People who sit outside of this binary, like me, cannot have their identity recognized as their gender.
So, non-binary people have a gender that doesn’t match their identity, which seems harmful.
Like trans men or trans women, non-binary people also experience dysphoria (discomfort) with their physical characteristics not matching their identity, and constantly reminding themselves that they are biologically female or male can exacerbate the problem. .
Even if non-binary people were okay with this constant reminder, some health care providers and schools confuse sex with gender, so when a non-binary person needs to fill out a form or enroll in a program, they usually have to reluctantly indicate their gender. incorrect identity.
This reinforces daily anxiety and dysphoria.
In my own experience, it is our gendered society that is the main cause of my dysphoria.
I have to constantly think about how I want to be perceived every day, and how my clothes and hairstyle will make me be perceived.
Before, I wanted to be androgynous. I hated my feminine features and my long hair, but I realized that I didn’t have to change my appearance for people to use my pronouns. Society must change.
The fact that I have to pretend to be a cis woman every time I go to church for my own safety is not fair.
The fact that I get nervous when my friends use my pronouns around other people, because I’m afraid other people will find out and judge me is not fair.
I shouldn’t feel invisible at school because teachers refuse to use neutral terms.
I have the right to live my life without constant fear or discomfort. Being non-binary shouldn’t mean I don’t have the same rights as a cisgender person.
Others shouldn’t feel the need to tell me that my identity isn’t real, that my experience isn’t valid because of science. However, it is the society in which we live, a society that was created around the majority. A society that must change.
Changing the rules of society is difficult because they are firmly embedded in our brains.
One of my recent experiences is a perfect example of the stubbornness of our binary society.
I tried to get my school to change the gender they assigned me on my student profile. I asked my dean to email the person in charge of student information and that person replied that I needed legal documents and they had never seen a written no binary on a birth certificate.
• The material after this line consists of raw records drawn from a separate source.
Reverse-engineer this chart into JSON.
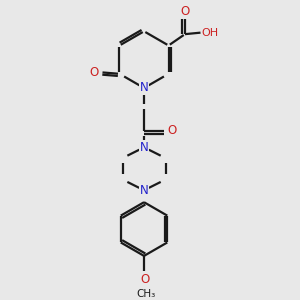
{
  "bg_color": "#e8e8e8",
  "bond_color": "#1a1a1a",
  "N_color": "#2222cc",
  "O_color": "#cc2222",
  "line_width": 1.6,
  "figsize": [
    3.0,
    3.0
  ],
  "dpi": 100,
  "xlim": [
    0,
    10
  ],
  "ylim": [
    0,
    10
  ]
}
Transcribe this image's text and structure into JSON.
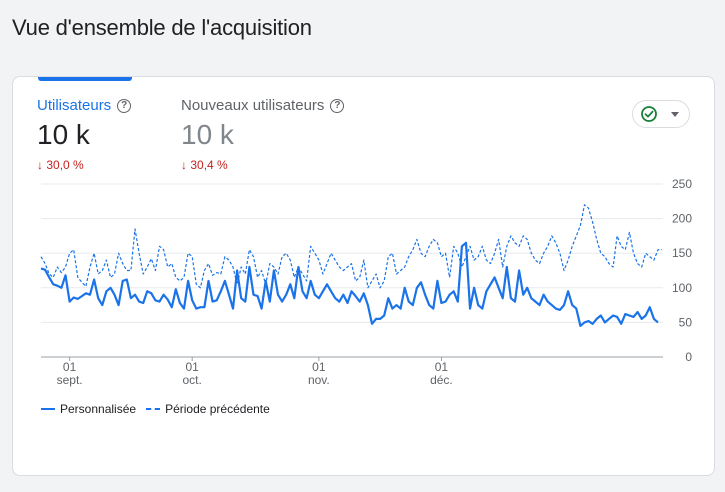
{
  "page": {
    "title": "Vue d'ensemble de l'acquisition"
  },
  "metrics": [
    {
      "label": "Utilisateurs",
      "value": "10 k",
      "change": "30,0 %",
      "active": true
    },
    {
      "label": "Nouveaux utilisateurs",
      "value": "10 k",
      "change": "30,4 %",
      "active": false
    }
  ],
  "compare": {
    "icon": "check-circle-icon",
    "dropdown_icon": "caret-down-icon",
    "color": "#188038"
  },
  "colors": {
    "accent": "#1a73e8",
    "decrease": "#c5221f"
  },
  "chart_data": {
    "type": "line",
    "y_ticks": [
      "250",
      "200",
      "150",
      "100",
      "50",
      "0"
    ],
    "ylim": [
      0,
      250
    ],
    "x_ticks": [
      {
        "day": "01",
        "month": "sept.",
        "index": 7
      },
      {
        "day": "01",
        "month": "oct.",
        "index": 37
      },
      {
        "day": "01",
        "month": "nov.",
        "index": 68
      },
      {
        "day": "01",
        "month": "déc.",
        "index": 98
      }
    ],
    "grid": true,
    "legend_position": "bottom-left",
    "series": [
      {
        "name": "Personnalisée",
        "style": "solid",
        "values": [
          128,
          126,
          115,
          105,
          103,
          100,
          118,
          80,
          86,
          84,
          88,
          92,
          90,
          112,
          85,
          75,
          95,
          100,
          90,
          75,
          110,
          112,
          85,
          90,
          80,
          78,
          95,
          92,
          82,
          80,
          90,
          83,
          72,
          98,
          78,
          70,
          110,
          82,
          70,
          72,
          72,
          110,
          80,
          82,
          95,
          110,
          90,
          70,
          125,
          85,
          80,
          130,
          90,
          88,
          70,
          110,
          80,
          125,
          90,
          80,
          90,
          105,
          85,
          130,
          95,
          85,
          110,
          90,
          85,
          95,
          105,
          95,
          85,
          80,
          90,
          78,
          95,
          88,
          80,
          92,
          75,
          48,
          55,
          55,
          60,
          85,
          70,
          75,
          70,
          100,
          80,
          75,
          100,
          108,
          90,
          75,
          70,
          110,
          78,
          80,
          90,
          95,
          80,
          160,
          165,
          70,
          100,
          75,
          70,
          95,
          105,
          115,
          100,
          85,
          130,
          85,
          80,
          125,
          90,
          100,
          85,
          80,
          75,
          90,
          80,
          75,
          70,
          68,
          75,
          95,
          75,
          70,
          45,
          50,
          52,
          48,
          55,
          60,
          50,
          55,
          60,
          58,
          48,
          62,
          60,
          58,
          65,
          55,
          60,
          72,
          55,
          50
        ]
      },
      {
        "name": "Période précédente",
        "style": "dashed",
        "values": [
          145,
          135,
          120,
          115,
          130,
          122,
          130,
          150,
          155,
          115,
          108,
          102,
          130,
          150,
          120,
          125,
          140,
          115,
          120,
          150,
          135,
          125,
          125,
          185,
          150,
          120,
          130,
          142,
          125,
          160,
          155,
          130,
          135,
          115,
          110,
          115,
          150,
          145,
          105,
          100,
          125,
          135,
          118,
          122,
          120,
          145,
          140,
          130,
          105,
          130,
          120,
          155,
          145,
          115,
          125,
          105,
          135,
          130,
          120,
          145,
          150,
          140,
          115,
          130,
          120,
          110,
          160,
          150,
          140,
          120,
          135,
          150,
          140,
          130,
          125,
          130,
          135,
          110,
          115,
          140,
          100,
          110,
          120,
          100,
          110,
          145,
          150,
          120,
          125,
          130,
          145,
          155,
          170,
          150,
          145,
          160,
          170,
          165,
          145,
          150,
          115,
          160,
          150,
          130,
          145,
          160,
          140,
          145,
          160,
          140,
          135,
          150,
          170,
          130,
          160,
          175,
          165,
          160,
          175,
          170,
          150,
          140,
          135,
          150,
          160,
          175,
          165,
          150,
          125,
          140,
          160,
          175,
          190,
          220,
          215,
          195,
          170,
          150,
          145,
          135,
          130,
          175,
          160,
          155,
          180,
          150,
          135,
          130,
          150,
          145,
          140,
          155,
          155
        ]
      }
    ]
  },
  "legend": {
    "series1": "Personnalisée",
    "series2": "Période précédente"
  }
}
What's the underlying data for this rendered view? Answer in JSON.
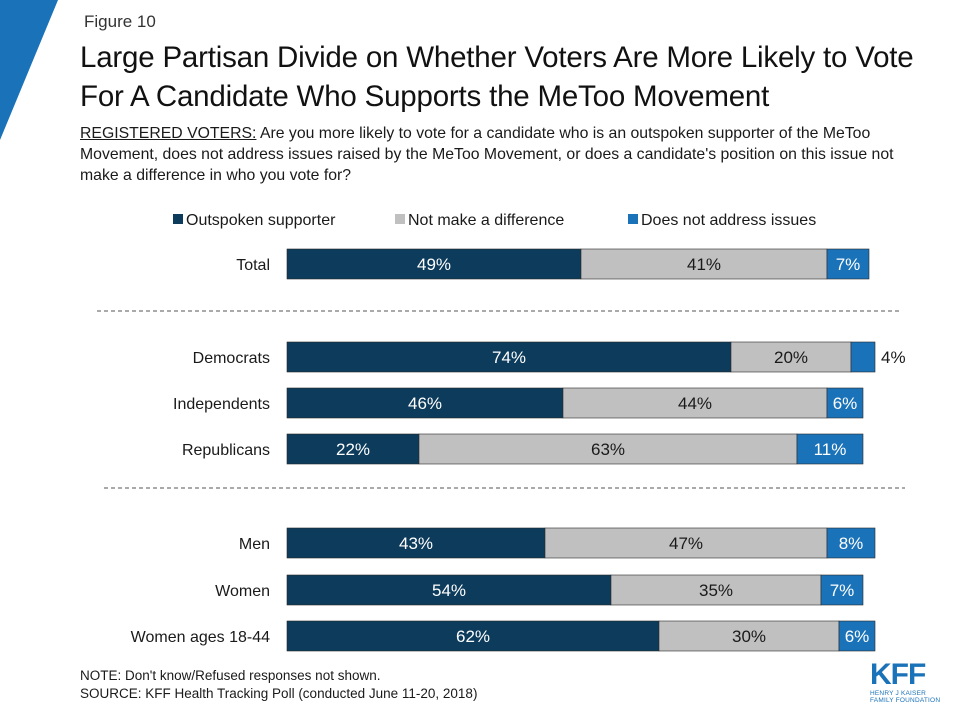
{
  "figure_label": "Figure 10",
  "title": "Large Partisan Divide on Whether Voters Are More Likely to Vote For A Candidate Who Supports the MeToo Movement",
  "subtitle_lead": "REGISTERED VOTERS:",
  "subtitle_rest": " Are you more likely to vote for a candidate who is an outspoken supporter of the MeToo Movement, does not address issues raised by the MeToo Movement, or does a candidate's position on this issue not make a difference in who you vote for?",
  "colors": {
    "accent": "#1a72b8",
    "navy": "#0c3b5c",
    "gray": "#c0c0c0",
    "blue": "#1a72b8"
  },
  "chart_data": {
    "type": "bar",
    "orientation": "horizontal",
    "stacked": true,
    "unit": "%",
    "xlim": [
      0,
      100
    ],
    "legend_position": "top",
    "categories": [
      "Total",
      "Democrats",
      "Independents",
      "Republicans",
      "Men",
      "Women",
      "Women ages 18-44"
    ],
    "groups": [
      [
        "Total"
      ],
      [
        "Democrats",
        "Independents",
        "Republicans"
      ],
      [
        "Men",
        "Women",
        "Women ages 18-44"
      ]
    ],
    "series": [
      {
        "name": "Outspoken supporter",
        "color": "#0c3b5c",
        "label_color": "#ffffff",
        "values": [
          49,
          74,
          46,
          22,
          43,
          54,
          62
        ]
      },
      {
        "name": "Not make a difference",
        "color": "#c0c0c0",
        "label_color": "#1a1a1a",
        "values": [
          41,
          20,
          44,
          63,
          47,
          35,
          30
        ]
      },
      {
        "name": "Does not address issues",
        "color": "#1a72b8",
        "label_color": "#ffffff",
        "values": [
          7,
          4,
          6,
          11,
          8,
          7,
          6
        ]
      }
    ]
  },
  "footer": {
    "note": "NOTE: Don't know/Refused responses not shown.",
    "source": "SOURCE: KFF Health Tracking Poll (conducted June 11-20, 2018)"
  },
  "logo": {
    "mark": "KFF",
    "line1": "HENRY J KAISER",
    "line2": "FAMILY FOUNDATION"
  }
}
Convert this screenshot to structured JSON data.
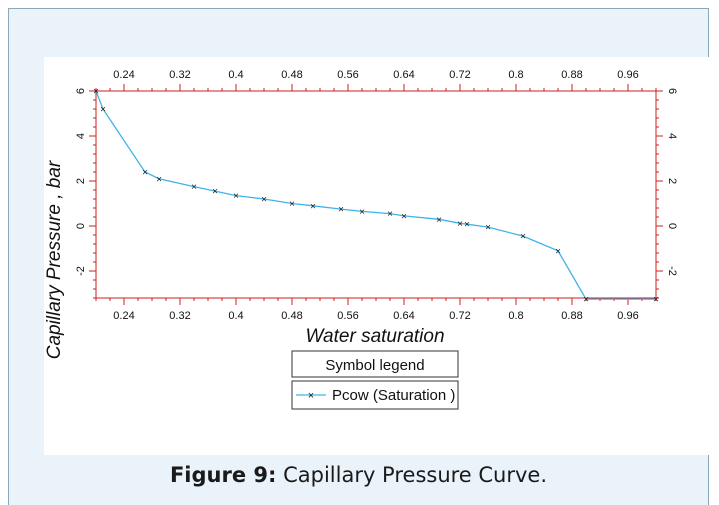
{
  "caption": {
    "label": "Figure 9:",
    "text": " Capillary Pressure Curve."
  },
  "colors": {
    "axis": "#cc1f1f",
    "series": "#3fb3e8",
    "marker": "#1a1a1a",
    "background": "#e9f3f9"
  },
  "chart_data": {
    "type": "line",
    "title": "",
    "xlabel": "Water saturation",
    "ylabel": "Capillary Pressure , bar",
    "xlim": [
      0.2,
      1.0
    ],
    "ylim": [
      -3.2,
      6.0
    ],
    "x_ticks": [
      "0.24",
      "0.32",
      "0.4",
      "0.48",
      "0.56",
      "0.64",
      "0.72",
      "0.8",
      "0.88",
      "0.96"
    ],
    "y_ticks": [
      "-2",
      "0",
      "2",
      "4",
      "6"
    ],
    "grid": false,
    "legend": {
      "title": "Symbol legend",
      "placement": "bottom-center"
    },
    "series": [
      {
        "name": "Pcow (Saturation )",
        "x": [
          0.2,
          0.21,
          0.27,
          0.29,
          0.34,
          0.37,
          0.4,
          0.44,
          0.48,
          0.51,
          0.55,
          0.58,
          0.62,
          0.64,
          0.69,
          0.72,
          0.73,
          0.76,
          0.81,
          0.86,
          0.9,
          1.0
        ],
        "y": [
          6.0,
          5.2,
          2.4,
          2.1,
          1.75,
          1.55,
          1.35,
          1.2,
          1.0,
          0.9,
          0.75,
          0.65,
          0.55,
          0.45,
          0.3,
          0.12,
          0.08,
          -0.05,
          -0.45,
          -1.1,
          -3.25,
          -3.25
        ]
      }
    ]
  }
}
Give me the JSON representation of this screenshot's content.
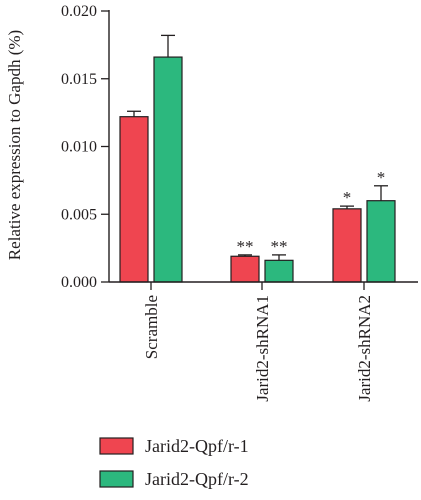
{
  "chart_data": {
    "type": "bar",
    "categories": [
      "Scramble",
      "Jarid2-shRNA1",
      "Jarid2-shRNA2"
    ],
    "series": [
      {
        "name": "Jarid2-Qpf/r-1",
        "color": "#ef4550",
        "values": [
          0.0122,
          0.0019,
          0.0054
        ],
        "errors": [
          0.0004,
          0.0001,
          0.0002
        ],
        "significance": [
          "",
          "**",
          "*"
        ]
      },
      {
        "name": "Jarid2-Qpf/r-2",
        "color": "#2cb87e",
        "values": [
          0.0166,
          0.0016,
          0.006
        ],
        "errors": [
          0.0016,
          0.0004,
          0.0011
        ],
        "significance": [
          "",
          "**",
          "*"
        ]
      }
    ],
    "yticks": [
      "0.000",
      "0.005",
      "0.010",
      "0.015",
      "0.020"
    ],
    "ylabel": "Relative expression to Gapdh (%)",
    "ylim": [
      0,
      0.02
    ],
    "legend": "bottom-left",
    "grid": false
  }
}
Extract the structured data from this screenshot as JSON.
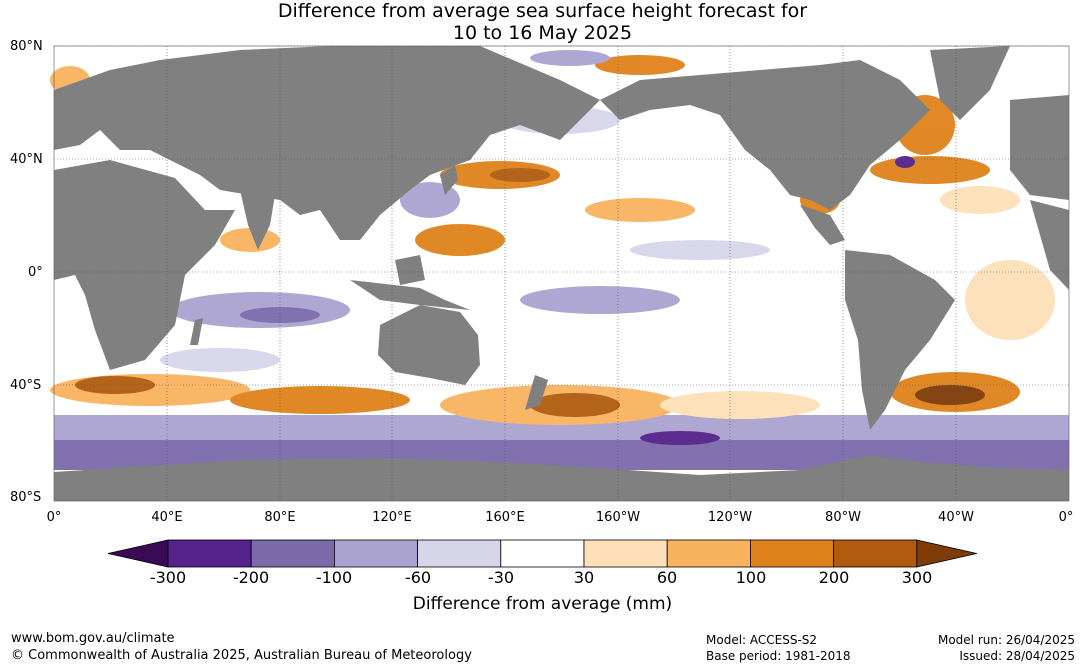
{
  "title_line1": "Difference from average sea surface height forecast for",
  "title_line2": "10 to 16 May 2025",
  "lat_labels": [
    "80°N",
    "40°N",
    "0°",
    "40°S",
    "80°S"
  ],
  "lon_labels": [
    "0°",
    "40°E",
    "80°E",
    "120°E",
    "160°E",
    "160°W",
    "120°W",
    "80°W",
    "40°W",
    "0°"
  ],
  "colorbar": {
    "ticks": [
      "-300",
      "-200",
      "-100",
      "-60",
      "-30",
      "30",
      "60",
      "100",
      "200",
      "300"
    ],
    "colors": [
      "#3b0a55",
      "#54228a",
      "#7b6aaa",
      "#aaa3cf",
      "#d6d5ea",
      "#ffffff",
      "#fde0b7",
      "#f9b35e",
      "#e0821b",
      "#b15b0f",
      "#7f3b08"
    ],
    "label": "Difference from average (mm)"
  },
  "colors": {
    "land": "#808080",
    "grid": "#555555"
  },
  "footer": {
    "url": "www.bom.gov.au/climate",
    "copyright": "© Commonwealth of Australia 2025, Australian Bureau of Meteorology",
    "model": "Model: ACCESS-S2",
    "base_period": "Base period: 1981-2018",
    "model_run": "Model run: 26/04/2025",
    "issued": "Issued: 28/04/2025"
  }
}
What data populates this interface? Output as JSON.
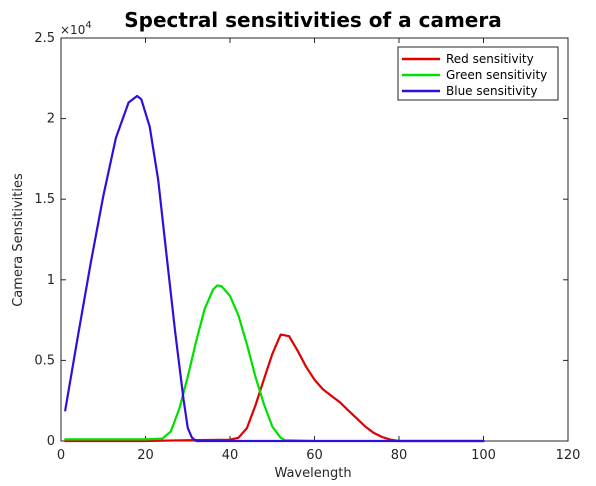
{
  "chart_data": {
    "type": "line",
    "title": "Spectral sensitivities of a camera",
    "xlabel": "Wavelength",
    "ylabel": "Camera Sensitivities",
    "y_exponent_base": "×10",
    "y_exponent_power": "4",
    "xlim": [
      0,
      120
    ],
    "ylim": [
      0,
      25000
    ],
    "xticks": [
      0,
      20,
      40,
      60,
      80,
      100,
      120
    ],
    "xtick_labels": [
      "0",
      "20",
      "40",
      "60",
      "80",
      "100",
      "120"
    ],
    "yticks": [
      0,
      5000,
      10000,
      15000,
      20000,
      25000
    ],
    "ytick_labels": [
      "0",
      "0.5",
      "1",
      "1.5",
      "2",
      "2.5"
    ],
    "grid": false,
    "legend_position": "top-right",
    "series": [
      {
        "name": "Red sensitivity",
        "color": "#e00000",
        "x": [
          1,
          20,
          30,
          40,
          42,
          44,
          46,
          48,
          50,
          52,
          54,
          56,
          58,
          60,
          62,
          64,
          66,
          68,
          70,
          72,
          74,
          76,
          78,
          80,
          100
        ],
        "y": [
          0,
          0,
          50,
          80,
          200,
          800,
          2200,
          3800,
          5400,
          6600,
          6500,
          5600,
          4600,
          3800,
          3200,
          2800,
          2400,
          1900,
          1400,
          900,
          500,
          250,
          80,
          0,
          0
        ]
      },
      {
        "name": "Green sensitivity",
        "color": "#00e000",
        "x": [
          1,
          20,
          24,
          26,
          28,
          30,
          32,
          34,
          36,
          37,
          38,
          40,
          42,
          44,
          46,
          48,
          50,
          52,
          53,
          60
        ],
        "y": [
          100,
          100,
          150,
          600,
          2000,
          4000,
          6200,
          8200,
          9400,
          9650,
          9600,
          9000,
          7800,
          6000,
          4000,
          2300,
          900,
          200,
          50,
          0
        ]
      },
      {
        "name": "Blue sensitivity",
        "color": "#3010d8",
        "x": [
          1,
          4,
          7,
          10,
          13,
          16,
          18,
          19,
          21,
          23,
          25,
          27,
          29,
          30,
          31,
          32,
          40,
          60,
          80,
          100
        ],
        "y": [
          1900,
          6500,
          11000,
          15200,
          18800,
          21000,
          21400,
          21200,
          19500,
          16200,
          11500,
          6800,
          2600,
          800,
          200,
          0,
          0,
          0,
          0,
          0
        ]
      }
    ]
  }
}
This email triggered my dysphoria and I thought I needed reassignment surgery just to get my gender recognised.
Having this experience in a school that I love and where I feel safe really hurt me. My teachers did their best to get my pronouns correct and they really agreed.
I assumed that because the school accepted my preferred pronouns it would also change the way my gender was categorized, but I underestimated people’s reluctance to change the system.
Some people like structure and rules, even if they are outdated and discriminatory. It’s disappointing how we stick to what we’re comfortable with, even when it negatively impacts others.
From another point of view, using binary gender indicators is a simple and effective way to register people. Trying to account for a spectrum of chromosomal and anatomical differences on shapes is a complex process that would require a sophisticated solution.
Although this is an explanation of our current state, it is not a good justification for continuing this practice.
Another possible reason for keeping this antiquated ID system is that it has been around for a long time, and if there was a problem, wouldn’t we have changed it some time ago?
This rationale is very weak, as trans identities have only recently been recognized, so according to historical beliefs, everyone identified with their gender.
Anyway, more than two possible gender identifiers have been around for much longer. Since at least 4 BC, in fact,
This is proved by the fact that in Plato’s Symposium it is said that there were three original sexes: feminine, masculine and androgynous.
While current systems attempt to make life easier for most people, there is still a large group of people affected by binary classification.
While we encourage our children to be true to themselves and their identities, our systems seem to say otherwise.
Actions speak louder than words, and our reluctance to make a change seems to show that we are not fully committed to allowing people to be themselves.